Frequently Asked Questions (FAQ)

1) Why the 1940s?  Hasn’t that been done?

Yes, but it’s not being done anymore and it’s a nice, clean way to get rid of two things that I think are ruining the detective novel: cell phones and serial killers.  Don’t get me wrong, I’ve written and read my share of serial killer stories, but I thought it would be nice to take a break from those guys and write something the relies 100% on story and characterization and 0% on twisted sex scenes, maniacal yet genius killers, and advanced technology.

As for cell phones, they’ve become a cheap plot device.  Have a partial print on the murder weapon?  Snap a picture of it with your iPrint app and you have the killer’s identity in thirty seconds.  The same goes for security cameras, face recognition databases, GPS locators, etc.  I just thought it would be fun to tell a story where the most advanced technology at the detective’s disposal was a public telephone.

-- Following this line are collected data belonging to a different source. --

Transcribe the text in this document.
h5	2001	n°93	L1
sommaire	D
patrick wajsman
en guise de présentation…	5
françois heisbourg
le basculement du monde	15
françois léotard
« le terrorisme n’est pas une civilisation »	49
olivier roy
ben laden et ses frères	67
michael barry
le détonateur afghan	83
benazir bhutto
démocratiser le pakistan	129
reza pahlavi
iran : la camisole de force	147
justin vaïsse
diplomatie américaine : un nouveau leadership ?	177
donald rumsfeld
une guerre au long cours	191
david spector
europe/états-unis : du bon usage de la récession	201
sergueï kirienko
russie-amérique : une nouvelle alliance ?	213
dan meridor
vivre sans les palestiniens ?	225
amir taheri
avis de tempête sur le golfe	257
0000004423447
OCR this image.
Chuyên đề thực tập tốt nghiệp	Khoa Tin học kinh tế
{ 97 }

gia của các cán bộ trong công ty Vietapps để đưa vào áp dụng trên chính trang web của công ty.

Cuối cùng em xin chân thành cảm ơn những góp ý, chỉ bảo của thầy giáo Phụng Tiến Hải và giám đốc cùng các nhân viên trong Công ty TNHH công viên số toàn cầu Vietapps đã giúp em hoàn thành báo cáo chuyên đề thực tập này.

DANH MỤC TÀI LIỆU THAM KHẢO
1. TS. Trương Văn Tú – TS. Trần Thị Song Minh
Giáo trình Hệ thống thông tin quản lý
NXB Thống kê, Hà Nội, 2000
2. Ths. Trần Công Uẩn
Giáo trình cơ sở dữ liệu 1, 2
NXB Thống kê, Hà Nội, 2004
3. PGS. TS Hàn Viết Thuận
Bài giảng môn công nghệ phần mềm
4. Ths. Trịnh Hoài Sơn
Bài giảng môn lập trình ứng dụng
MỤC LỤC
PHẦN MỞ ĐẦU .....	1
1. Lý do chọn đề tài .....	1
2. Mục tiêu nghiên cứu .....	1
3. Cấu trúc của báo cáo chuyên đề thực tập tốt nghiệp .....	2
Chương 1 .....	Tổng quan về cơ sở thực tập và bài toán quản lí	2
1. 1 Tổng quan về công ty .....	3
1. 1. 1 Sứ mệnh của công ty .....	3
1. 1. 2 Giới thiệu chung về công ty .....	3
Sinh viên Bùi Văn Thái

Some of the books I publish will have all of the  things I’ve proscribed above but the Roy Doyle stories never will. That was the great thing about setting in the 1940s, that stuff just doesn’t fit in that time period.

2) Where’s the sexy?

Not in the Roy Doyle books, but if you like that kind of thing, you should try Murderology or Arc of Destruction, both of which will be coming to Kindle very soon.

3) When will Pawn Takes Knight come out?

The short answer: When it’s ready.  Because I have other projects in the works, a lot of that depends on how popular The Vengeance Season proves to be, but hopefully by March of 2013.  Check the blog for further updates.

Actually, let’s go with September of 2012.  I need to start pushing myself to get words on paper.

4) Why are your other books so different from the Roy Doyle series?

When I sat down to create the Roy Doyle series, I decided to live within the constraints of books written during that time period.  Not only could I not use modern technology and vernacular, I also had to make sure these books could actually have been published at the time, which means no sex and no foul language.

I think working within these constraints made The Vengeance Season a better book, but I still love to write modern stories using modern language.  It’s a more coarse experience, true, but it’s also more realistic and visceral.